Vaughan and Warne play to type

They say the way a man plays cricket reveals character



Shane Warne: an emotional day © Getty Images
They say the way a man plays cricket reveals character and if the Old Trafford press conference is anything to go by they are right. The performances of Shane Warne and Michael Vaughan in the pavilion library pretty well matched what we had seen on the field earlier.
Warne came into the library and bewitched many of his audience. He began with the one that looked straightforward but kicked in an unexpected direction. Was taking his 600th Test wicket as good as he imagined? "Yeah. I think it's hard to wrap your head round your achievements until you actually finish playing. Terry Jenner [Warne's mentor] came out when I got 300 wickets and said I had a chance to get 600. I said: 'Has he been drinking all day? He probably had been as well.'"
Then the regulation legbreak. "It was a shame I couldn't get 603 or 604. I thought England played extremely well. I don't like using clichés. I like to make up my own but I'll bowl worse and get four or five wickets. We dropped too many catches."

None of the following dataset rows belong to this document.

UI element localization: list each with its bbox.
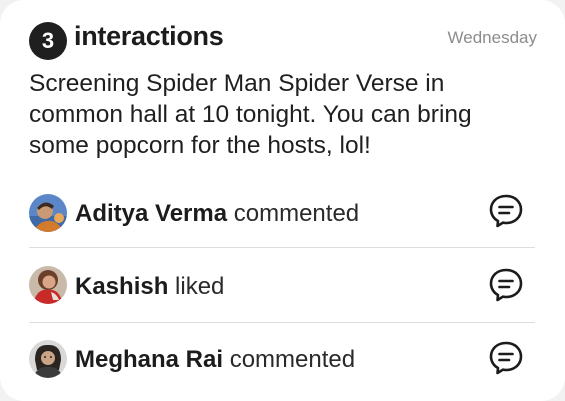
interaction-action: liked bbox=[175, 273, 225, 300]
chat-bubble-icon[interactable] bbox=[488, 267, 524, 303]
avatar[interactable] bbox=[29, 194, 67, 232]
card-header: 3 interactions Wednesday bbox=[29, 20, 537, 60]
user-name[interactable]: Meghana Rai bbox=[75, 346, 223, 373]
user-name[interactable]: Kashish bbox=[75, 273, 168, 300]
interaction-row[interactable]: Kashish liked bbox=[29, 248, 535, 323]
avatar[interactable] bbox=[29, 266, 67, 304]
day-label: Wednesday bbox=[447, 28, 537, 47]
interactions-card: 3 interactions Wednesday Screening Spide… bbox=[0, 0, 565, 401]
interaction-action: commented bbox=[229, 346, 356, 373]
interaction-text: Meghana Rai commented bbox=[75, 346, 355, 374]
interaction-list: Aditya Verma commented Kashish liked Meg… bbox=[29, 176, 535, 397]
card-title: interactions bbox=[74, 21, 224, 51]
chat-bubble-icon[interactable] bbox=[488, 340, 524, 376]
interaction-action: commented bbox=[233, 200, 360, 227]
avatar[interactable] bbox=[29, 340, 67, 378]
interaction-text: Aditya Verma commented bbox=[75, 200, 359, 228]
chat-bubble-icon[interactable] bbox=[488, 193, 524, 229]
interaction-row[interactable]: Meghana Rai commented bbox=[29, 323, 535, 397]
post-message: Screening Spider Man Spider Verse in com… bbox=[29, 70, 472, 159]
user-name[interactable]: Aditya Verma bbox=[75, 200, 227, 227]
interaction-row[interactable]: Aditya Verma commented bbox=[29, 176, 535, 248]
interaction-text: Kashish liked bbox=[75, 273, 224, 301]
interaction-count-badge: 3 bbox=[29, 22, 67, 60]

Next Warne was faced with a tricky proposition, Kevin Pietersen in fine form perhaps. What was with the wristband, the one he kissed on reaching 600? "Ermm. The wristband's a pretty emotional one. When Simone and the three children went home Brooke my eldest daughter gave me it and said 'you've got to be strong daddy'. It just says 'Strength' on it and she wears one and the other kids wear one. I spoke to the three kids this morning and Brooke said I like your white wristband daddy, and I said if it happens today then it's for you. So that's what that it's about."
Next up a not-so-well-disguised swipe at Leeds. "I've got a special relationship with the Old Trafford crowd," he enthused. "I bowled my first ball here against England and tried to work out what Ashes cricket really meant. I don't know about them alternating the Tests between here and Leeds. The wicket here is a lot better than Leeds - that's a dodgy wicket. You've got a fantastic flat pitch here that's got something in it for everyone. I'm very surprised there's not a Test match here every year."

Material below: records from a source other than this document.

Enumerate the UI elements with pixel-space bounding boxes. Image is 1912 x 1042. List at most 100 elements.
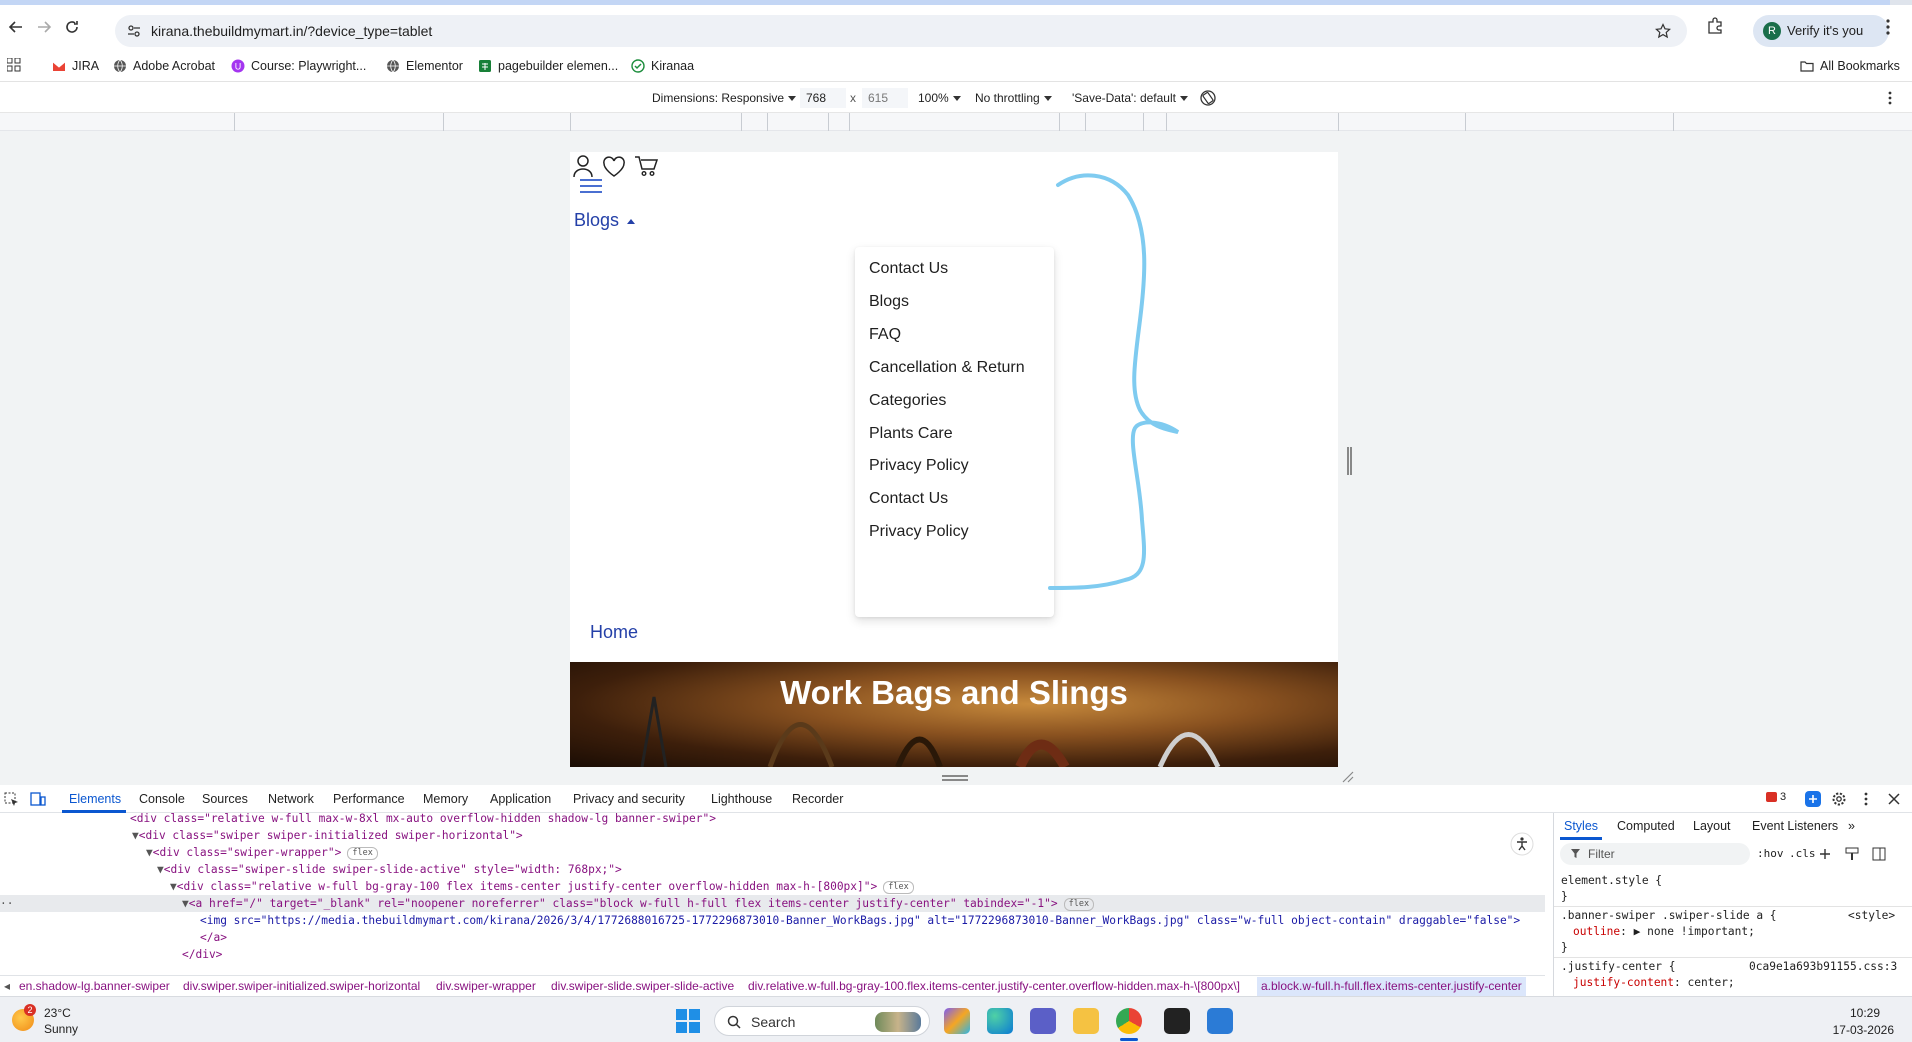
terminal-icon[interactable] [1164, 1008, 1190, 1034]
dropdown-item-cancellation-return[interactable]: Cancellation & Return [869, 359, 1025, 377]
dropdown-item-blogs[interactable]: Blogs [869, 293, 909, 311]
clock-time[interactable]: 10:29 [1850, 1006, 1880, 1020]
style-declaration[interactable]: justify-content: center; [1573, 976, 1735, 989]
cls-toggle[interactable]: .cls [1789, 847, 1816, 860]
kebab-menu-icon[interactable] [1886, 19, 1890, 35]
dom-node-line[interactable]: ▼<div class="swiper-wrapper"> flex [146, 844, 378, 861]
style-rule-element[interactable]: element.style { [1561, 874, 1662, 887]
notepad-icon[interactable] [1207, 1008, 1233, 1034]
rotate-icon[interactable] [1199, 89, 1217, 107]
dropdown-item-contact-us[interactable]: Contact Us [869, 260, 948, 278]
bookmark-pagebuilder[interactable]: pagebuilder elemen... [478, 56, 618, 76]
dom-node-line[interactable]: </div> [182, 946, 222, 963]
accessibility-icon[interactable] [1510, 832, 1534, 856]
site-info-icon[interactable] [127, 24, 141, 38]
height-input[interactable]: 615 [862, 88, 908, 108]
tab-application[interactable]: Application [490, 792, 551, 806]
dom-node-line[interactable]: </a> [200, 929, 227, 946]
dom-node-line-selected[interactable]: ▼<a href="/" target="_blank" rel="noopen… [182, 895, 1095, 912]
tab-computed[interactable]: Computed [1617, 819, 1675, 833]
address-bar[interactable]: kirana.thebuildmymart.in/?device_type=ta… [115, 15, 1687, 47]
reload-button[interactable] [58, 13, 86, 41]
breadcrumb-scroll-left-icon[interactable]: ◂ [4, 979, 10, 993]
hov-toggle[interactable]: :hov [1757, 847, 1784, 860]
tab-styles[interactable]: Styles [1564, 819, 1598, 833]
dropdown-item-categories[interactable]: Categories [869, 392, 946, 410]
resize-handle-vertical[interactable] [1347, 447, 1352, 475]
bookmark-kiranaa[interactable]: Kiranaa [631, 56, 694, 76]
ai-assistance-icon[interactable] [1804, 790, 1822, 808]
bookmark-elementor[interactable]: Elementor [386, 56, 463, 76]
bookmark-star-icon[interactable] [1655, 23, 1671, 39]
heart-icon[interactable] [602, 156, 626, 178]
profile-button[interactable]: R Verify it's you [1753, 15, 1889, 47]
tab-privacy-security[interactable]: Privacy and security [573, 792, 685, 806]
error-badge[interactable]: 3 [1766, 791, 1786, 803]
url-text[interactable]: kirana.thebuildmymart.in/?device_type=ta… [151, 23, 432, 39]
tab-performance[interactable]: Performance [333, 792, 405, 806]
width-input[interactable]: 768 [800, 88, 846, 108]
resize-handle-horizontal[interactable] [942, 775, 968, 781]
tab-elements[interactable]: Elements [69, 792, 121, 806]
weather-condition[interactable]: Sunny [44, 1022, 78, 1036]
clock-date[interactable]: 17-03-2026 [1833, 1023, 1894, 1037]
teams-icon[interactable] [1030, 1008, 1056, 1034]
elements-tree[interactable]: <div class="relative w-full max-w-8xl mx… [0, 813, 1545, 965]
tab-console[interactable]: Console [139, 792, 185, 806]
kebab-menu-icon[interactable] [1888, 91, 1892, 105]
style-rule-selector[interactable]: .justify-center { [1561, 960, 1676, 973]
styles-filter-input[interactable]: Filter [1560, 843, 1750, 865]
dropdown-item-contact-us-2[interactable]: Contact Us [869, 490, 948, 508]
breadcrumb-item[interactable]: div.swiper.swiper-initialized.swiper-hor… [183, 979, 420, 993]
media-query-bar[interactable] [0, 113, 1912, 131]
dropdown-item-plants-care[interactable]: Plants Care [869, 425, 953, 443]
inspect-element-icon[interactable] [4, 792, 19, 807]
bookmark-adobe-acrobat[interactable]: Adobe Acrobat [113, 56, 215, 76]
device-toggle-icon[interactable] [30, 792, 46, 807]
back-button[interactable] [2, 13, 30, 41]
breadcrumb-item-selected[interactable]: a.block.w-full.h-full.flex.items-center.… [1257, 977, 1526, 996]
more-tabs-icon[interactable]: » [1848, 819, 1855, 833]
breadcrumb-item[interactable]: div.swiper-slide.swiper-slide-active [551, 979, 734, 993]
dropdown-item-privacy-policy[interactable]: Privacy Policy [869, 457, 969, 475]
home-link[interactable]: Home [590, 622, 638, 643]
extensions-icon[interactable] [1706, 17, 1724, 35]
breadcrumb-item[interactable]: div.relative.w-full.bg-gray-100.flex.ite… [748, 979, 1240, 993]
paint-brush-icon[interactable] [1845, 847, 1859, 861]
tab-sources[interactable]: Sources [202, 792, 248, 806]
weather-temp[interactable]: 23°C [44, 1006, 71, 1020]
bookmark-jira[interactable]: JIRA [52, 56, 99, 76]
tab-memory[interactable]: Memory [423, 792, 468, 806]
nav-blogs[interactable]: Blogs [574, 210, 636, 231]
style-source-link[interactable]: 0ca9e1a693b91155.css:3 [1749, 960, 1897, 973]
edge-icon[interactable] [987, 1008, 1013, 1034]
tab-event-listeners[interactable]: Event Listeners [1752, 819, 1838, 833]
close-icon[interactable] [1888, 793, 1900, 805]
user-icon[interactable] [572, 154, 594, 178]
file-explorer-icon[interactable] [1073, 1008, 1099, 1034]
windows-start-icon[interactable] [675, 1008, 701, 1034]
throttling-select[interactable]: No throttling [975, 91, 1052, 105]
taskbar-search[interactable]: Search [714, 1006, 930, 1036]
zoom-select[interactable]: 100% [918, 91, 961, 105]
dropdown-item-privacy-policy-2[interactable]: Privacy Policy [869, 523, 969, 541]
gear-icon[interactable] [1831, 791, 1847, 807]
tab-network[interactable]: Network [268, 792, 314, 806]
style-source-link[interactable]: <style> [1848, 909, 1895, 922]
bookmark-course-playwright[interactable]: U Course: Playwright... [231, 56, 366, 76]
banner-slide[interactable]: Work Bags and Slings [570, 662, 1338, 767]
hamburger-menu-icon[interactable] [580, 179, 602, 195]
dom-node-line[interactable]: ▼<div class="swiper swiper-initialized s… [132, 827, 523, 844]
dimensions-select[interactable]: Dimensions: Responsive [652, 91, 797, 105]
tab-recorder[interactable]: Recorder [792, 792, 843, 806]
dom-node-line[interactable]: ▼<div class="relative w-full bg-gray-100… [170, 878, 914, 895]
dom-node-line[interactable]: <div class="relative w-full max-w-8xl mx… [130, 813, 716, 827]
forward-button[interactable] [30, 13, 58, 41]
chrome-icon[interactable] [1116, 1008, 1142, 1034]
all-bookmarks[interactable]: All Bookmarks [1800, 56, 1900, 76]
dropdown-item-faq[interactable]: FAQ [869, 326, 901, 344]
style-declaration[interactable]: outline: ▶ none !important; [1573, 925, 1755, 938]
dom-node-line[interactable]: ▼<div class="swiper-slide swiper-slide-a… [157, 861, 622, 878]
sidebar-toggle-icon[interactable] [1872, 847, 1886, 861]
breadcrumb-item[interactable]: en.shadow-lg.banner-swiper [19, 979, 170, 993]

But you don't get to 600 Test wickets without being able to look after your own interests and Warne, having pleased his audience, ended with a plug. "As I've said in my columns for The Times, I think England have got match-winners for the first time."
Before Warne came the man who had spent most of the day padding him away, Michael Vaughan. Vaughan had got to his hundred without chancing his arm and he wasn't about to get reckless in the press conference. "Obviously I'm very delighted with the first day's play. I always talk of the first day against Australia as very important. You have to make sure you're in the game and I think we are in the game." So far so defensive.
On Ian Bell: "He showed today he's got the temperament to succeed at the top. To get 59 not out under that kind of gas, I think he was stuck on 18 for a number of balls against McGrath and Warne, two of the greats of the game, and for him to come through should do his confidence the world of good."
What were you saying to him? "Not a great deal," said Vaughan with his trademark faraway smile. Next he opened out slightly about Warne: "He's a true great. He can stop there now. He's got his 600 and that's about enough."
On his 166: "I can only control what I can do and that's what I tried to do. Really play on instinct and go out and enjoy my batting. That's what I tried all day and fortunately it paid off. I've said all along that the four innings I've had leading in to this game I felt three of them were good balls. I always believe a run of low scores has got to end somewhere. I tried to enjoy my batting and play on instinct."
But he certainly wasn't speaking on instinct. "We're delighted to be 341 for 5. Yes we lost two late wickets but if you look at the day it could have been a lot worse. With an Alec Stewart-like: "If we can get it reverse-swinging again then we can put their batsman under a lot of pressure," he was off, smiling in that far-off way of his, and comprehensively outpointed by Warne. But matches are not won in press conferences, as Vaughan well knows.